Repository-Level Prompt Generation for LLMs of Code
The paper presents a novel framework for enhancing the performance of LLMs of code, particularly focusing on generating effective prompts by utilizing repository-level information. Entitled "Repository-Level Prompt Generation for LLMs of Code," the research proposes a system called the Repo-Level Prompt Generator (RLPG). This system is designed to create prompts that are example-specific by harnessing context from an entire code repository. Such context might include structural elements and relevant details from various files such as imports and parent class files, which are not confined to the file containing the code to be completed.
The proposed framework does not necessitate access to the internal weights of the LLM, which makes it applicable in scenarios where only black-box access to the model is available. This is particularly useful since many state-of-the-art LLMs, such as OpenAI's Codex, only provide API access for generating outputs without exposing model weights.
The authors conducted experiments focusing on the task of single-line code auto-completion using repositories obtained from the Google Code archives. These experiments demonstrated that leveraging the RLPG framework resulted in significant improvements over the baseline performance of Codex. More specifically, an oracle experiment revealed a 36% relative improvement in successful code completions compared to using Codex alone. When trained using their prompt proposal classifier, the framework achieved up to a 17% improvement over Codex and other baseline methods.
Methodology
- Repo-Level Prompt Proposals: The RLPG framework utilizes a set of prompt proposals designed to capture contextual information from a repository. These proposals are composed of various combinations of:
- Prompt Sources: This includes selecting relevant context from the current file, parent class files, import files, sibling files, files with similar names, among others.

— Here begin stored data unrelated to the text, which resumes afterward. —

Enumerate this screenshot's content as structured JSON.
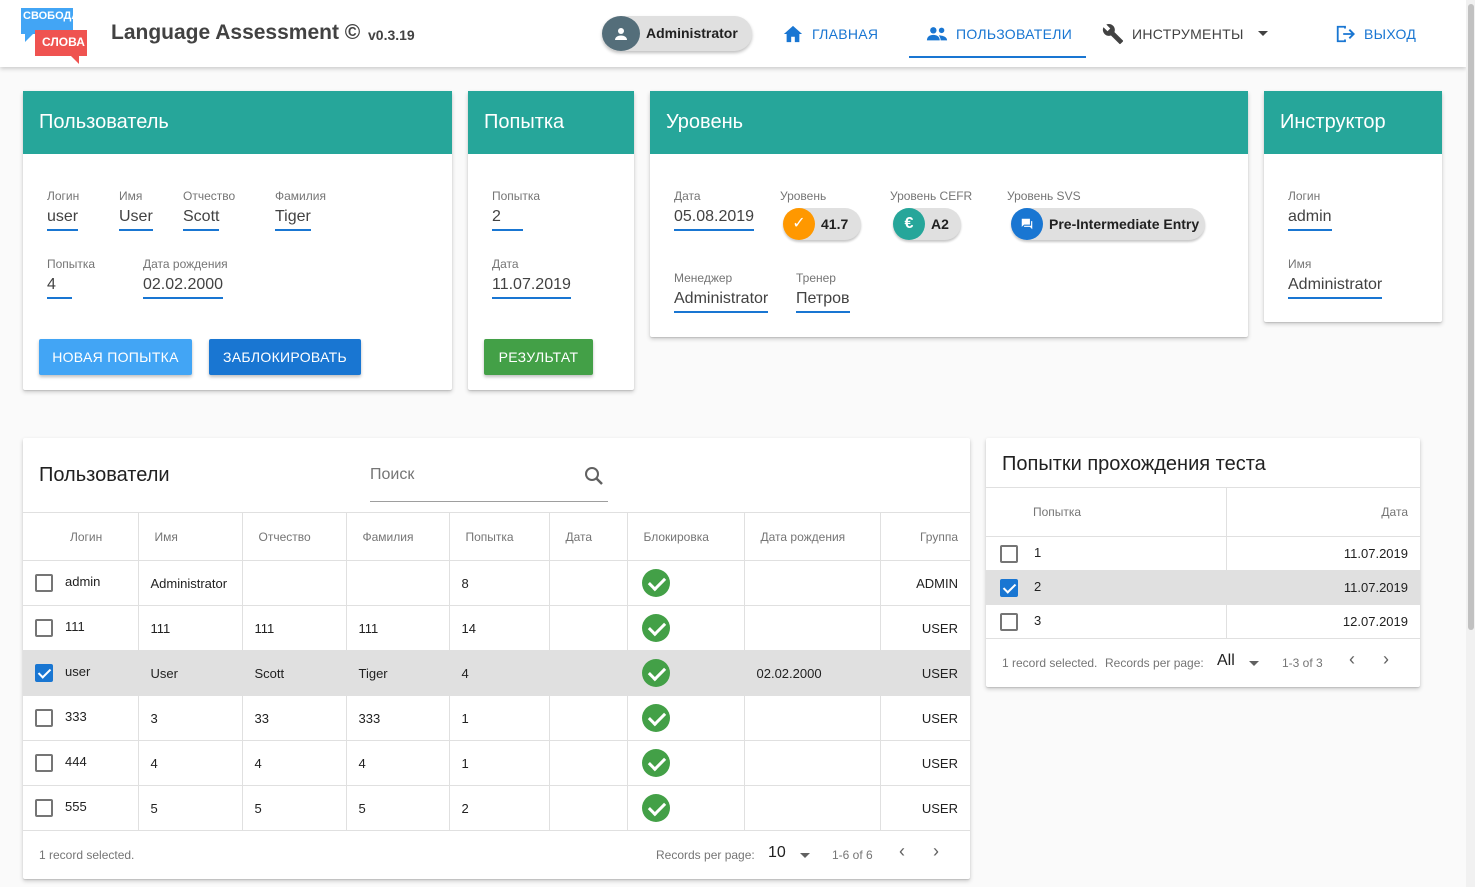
{
  "header": {
    "logo_top": "СВОБОДА",
    "logo_bottom": "СЛОВА",
    "title": "Language Assessment ©",
    "version": "v0.3.19",
    "user_chip": "Administrator",
    "nav": {
      "home": "ГЛАВНАЯ",
      "users": "ПОЛЬЗОВАТЕЛИ",
      "tools": "ИНСТРУМЕНТЫ",
      "logout": "ВЫХОД"
    }
  },
  "user_card": {
    "title": "Пользователь",
    "login_label": "Логин",
    "login": "user",
    "name_label": "Имя",
    "name": "User",
    "patronymic_label": "Отчество",
    "patronymic": "Scott",
    "surname_label": "Фамилия",
    "surname": "Tiger",
    "attempt_label": "Попытка",
    "attempt": "4",
    "birth_label": "Дата рождения",
    "birth": "02.02.2000",
    "btn_new_attempt": "НОВАЯ ПОПЫТКА",
    "btn_block": "ЗАБЛОКИРОВАТЬ"
  },
  "attempt_card": {
    "title": "Попытка",
    "attempt_label": "Попытка",
    "attempt": "2",
    "date_label": "Дата",
    "date": "11.07.2019",
    "btn_result": "РЕЗУЛЬТАТ"
  },
  "level_card": {
    "title": "Уровень",
    "date_label": "Дата",
    "date": "05.08.2019",
    "level_label": "Уровень",
    "level": "41.7",
    "cefr_label": "Уровень CEFR",
    "cefr": "A2",
    "svs_label": "Уровень SVS",
    "svs": "Pre-Intermediate Entry",
    "manager_label": "Менеджер",
    "manager": "Administrator",
    "trainer_label": "Тренер",
    "trainer": "Петров"
  },
  "instructor_card": {
    "title": "Инструктор",
    "login_label": "Логин",
    "login": "admin",
    "name_label": "Имя",
    "name": "Administrator"
  },
  "users_table": {
    "title": "Пользователи",
    "search_placeholder": "Поиск",
    "columns": [
      "Логин",
      "Имя",
      "Отчество",
      "Фамилия",
      "Попытка",
      "Дата",
      "Блокировка",
      "Дата рождения",
      "Группа"
    ],
    "rows": [
      {
        "login": "admin",
        "name": "Administrator",
        "patronymic": "",
        "surname": "",
        "attempt": "8",
        "date": "",
        "blocked": true,
        "birth": "",
        "group": "ADMIN",
        "selected": false
      },
      {
        "login": "111",
        "name": "111",
        "patronymic": "111",
        "surname": "111",
        "attempt": "14",
        "date": "",
        "blocked": true,
        "birth": "",
        "group": "USER",
        "selected": false
      },
      {
        "login": "user",
        "name": "User",
        "patronymic": "Scott",
        "surname": "Tiger",
        "attempt": "4",
        "date": "",
        "blocked": true,
        "birth": "02.02.2000",
        "group": "USER",
        "selected": true
      },
      {
        "login": "333",
        "name": "3",
        "patronymic": "33",
        "surname": "333",
        "attempt": "1",
        "date": "",
        "blocked": true,
        "birth": "",
        "group": "USER",
        "selected": false
      },
      {
        "login": "444",
        "name": "4",
        "patronymic": "4",
        "surname": "4",
        "attempt": "1",
        "date": "",
        "blocked": true,
        "birth": "",
        "group": "USER",
        "selected": false
      },
      {
        "login": "555",
        "name": "5",
        "patronymic": "5",
        "surname": "5",
        "attempt": "2",
        "date": "",
        "blocked": true,
        "birth": "",
        "group": "USER",
        "selected": false
      }
    ],
    "selected_text": "1 record selected.",
    "rpp_label": "Records per page:",
    "rpp_value": "10",
    "range": "1-6 of 6"
  },
  "attempts_table": {
    "title": "Попытки прохождения теста",
    "columns": [
      "Попытка",
      "Дата"
    ],
    "rows": [
      {
        "attempt": "1",
        "date": "11.07.2019",
        "selected": false
      },
      {
        "attempt": "2",
        "date": "11.07.2019",
        "selected": true
      },
      {
        "attempt": "3",
        "date": "12.07.2019",
        "selected": false
      }
    ],
    "selected_text": "1 record selected.",
    "rpp_label": "Records per page:",
    "rpp_value": "All",
    "range": "1-3 of 3"
  },
  "colors": {
    "teal": "#26a69a",
    "primary": "#1976d2",
    "light_blue": "#42a5f5",
    "green": "#43a047",
    "orange": "#ff9800"
  }
}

- Prompt Context Types: This specifies what to extract, such as identifiers, method names, and bodies, string literals, or field declarations.
The framework incorporates domain-specific knowledge by drawing from these structured prompt proposals, allowing for diverse prompts tailored per example.

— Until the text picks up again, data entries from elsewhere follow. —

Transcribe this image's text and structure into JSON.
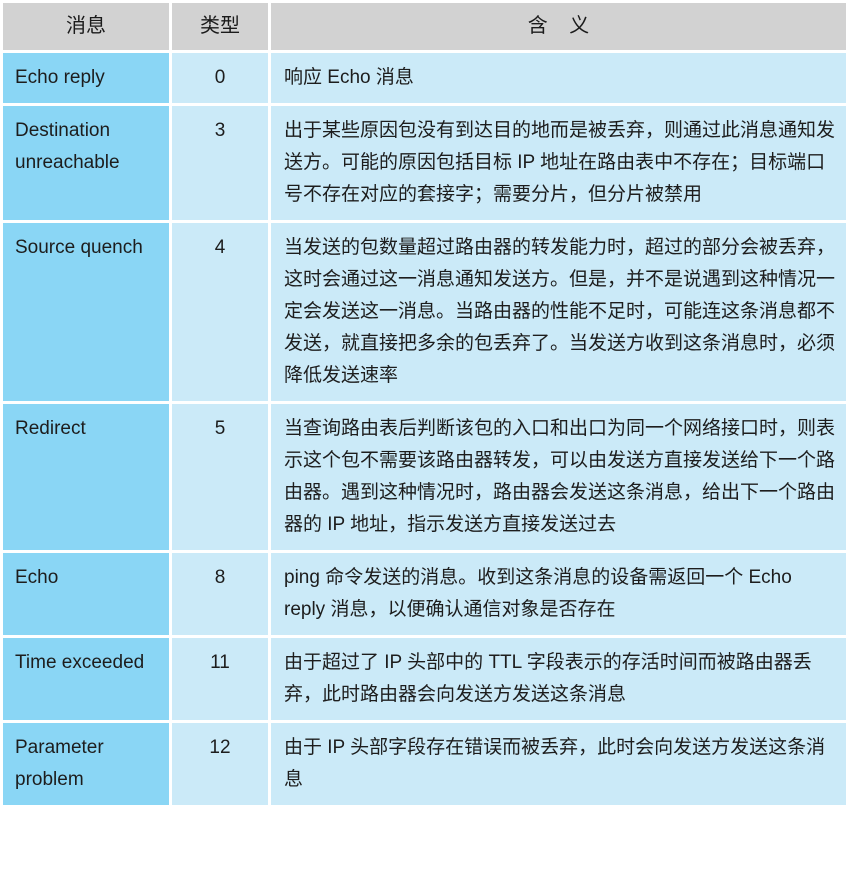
{
  "table": {
    "headers": {
      "message": "消息",
      "type": "类型",
      "meaning": "含 义"
    },
    "rows": [
      {
        "message": "Echo reply",
        "type": "0",
        "meaning": "响应 Echo 消息"
      },
      {
        "message": "Destination unreachable",
        "type": "3",
        "meaning": "出于某些原因包没有到达目的地而是被丢弃，则通过此消息通知发送方。可能的原因包括目标 IP 地址在路由表中不存在；目标端口号不存在对应的套接字；需要分片，但分片被禁用"
      },
      {
        "message": "Source quench",
        "type": "4",
        "meaning": "当发送的包数量超过路由器的转发能力时，超过的部分会被丢弃，这时会通过这一消息通知发送方。但是，并不是说遇到这种情况一定会发送这一消息。当路由器的性能不足时，可能连这条消息都不发送，就直接把多余的包丢弃了。当发送方收到这条消息时，必须降低发送速率"
      },
      {
        "message": "Redirect",
        "type": "5",
        "meaning": "当查询路由表后判断该包的入口和出口为同一个网络接口时，则表示这个包不需要该路由器转发，可以由发送方直接发送给下一个路由器。遇到这种情况时，路由器会发送这条消息，给出下一个路由器的 IP 地址，指示发送方直接发送过去"
      },
      {
        "message": "Echo",
        "type": "8",
        "meaning": "ping 命令发送的消息。收到这条消息的设备需返回一个 Echo reply 消息，以便确认通信对象是否存在"
      },
      {
        "message": "Time exceeded",
        "type": "11",
        "meaning": "由于超过了 IP 头部中的 TTL 字段表示的存活时间而被路由器丢弃，此时路由器会向发送方发送这条消息"
      },
      {
        "message": "Parameter problem",
        "type": "12",
        "meaning": "由于 IP 头部字段存在错误而被丢弃，此时会向发送方发送这条消息"
      }
    ]
  },
  "colors": {
    "header_background": "#d2d2d2",
    "message_cell_background": "#8ad6f5",
    "detail_cell_background": "#cbeaf8",
    "gap": "#ffffff",
    "text": "#1d1d1d"
  }
}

- Prompt Proposal Classifier (PPC): RLPG includes a machine learning model that predicts which prompt proposal will most likely produce a successful completion for a given code hole. Two variants of this model were explored: RLPG-H, which uses the hole context representation, and RLPG-R, which includes similarity modeling with a multi-headed attention mechanism.

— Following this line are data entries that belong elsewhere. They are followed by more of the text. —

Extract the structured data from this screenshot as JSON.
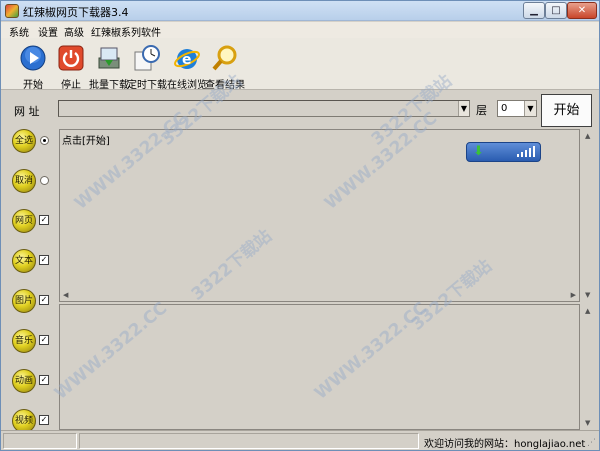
{
  "window": {
    "title": "红辣椒网页下载器3.4",
    "minimize_icon": "minimize-icon",
    "maximize_icon": "maximize-icon",
    "close_icon": "close-icon"
  },
  "menu": [
    "系统",
    "设置",
    "高级",
    "红辣椒系列软件"
  ],
  "toolbar": [
    {
      "label": "开始",
      "icon": "play-icon"
    },
    {
      "label": "停止",
      "icon": "power-icon"
    },
    {
      "label": "批量下载",
      "icon": "batch-download-icon"
    },
    {
      "label": "定时下载",
      "icon": "clock-icon"
    },
    {
      "label": "在线浏览",
      "icon": "ie-browser-icon"
    },
    {
      "label": "查看结果",
      "icon": "magnifier-icon"
    }
  ],
  "url": {
    "label": "网 址",
    "value": "",
    "layer_label": "层",
    "layer_value": "0",
    "start_label": "开始"
  },
  "options": [
    {
      "label": "全选",
      "control": "radio",
      "checked": true
    },
    {
      "label": "取消",
      "control": "radio",
      "checked": false
    },
    {
      "label": "网页",
      "control": "checkbox",
      "checked": true
    },
    {
      "label": "文本",
      "control": "checkbox",
      "checked": true
    },
    {
      "label": "图片",
      "control": "checkbox",
      "checked": true
    },
    {
      "label": "音乐",
      "control": "checkbox",
      "checked": true
    },
    {
      "label": "动画",
      "control": "checkbox",
      "checked": true
    },
    {
      "label": "视频",
      "control": "checkbox",
      "checked": true
    }
  ],
  "log": {
    "text": "点击[开始]"
  },
  "status": {
    "welcome": "欢迎访问我的网站：honglajiao.net"
  },
  "watermark": "WWW.3322.CC",
  "watermark2": "3322下载站",
  "colors": {
    "accent": "#2a5cb0",
    "title_bar": "#cfe0f4",
    "ball": "#e0d020"
  }
}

- Prompt Composer: This component combines the selected prompt proposal context with the default context that Codex uses, adjusting dynamically based on context length constraints.
Implications and Future Directions
The proposed framework provides a mechanism for automatically generating more effective prompts without altering the LLM's weights, highlighting its versatility and practical application, especially in environments that strictly control access to models. The successful integration of repository-level context in prompt generation represents a significant stride in code modeling, suggesting that similar approaches might benefit other domains, such as question answering and multi-document summarization, where structured context retrieval is crucial.
Potential future developments might focus on scaling this framework to handle larger context lengths and experimenting with prompt generation for multi-line code auto-completion tasks. Moreover, exploring ways to incorporate this framework into environments with proprietary software or developing tailored adaptations for unique organizational coding practices could further extend its applicability.
Overall, the research offers a promising avenue for augmenting LLMs of code by systematically harnessing the untapped potential of repository-level information. The proposed prompts can leverage external contexts, making LLMs more effective even in tasks they are not explicitly fine-tuned to perform, thereby advancing the capabilities of AI-assisted programming tools.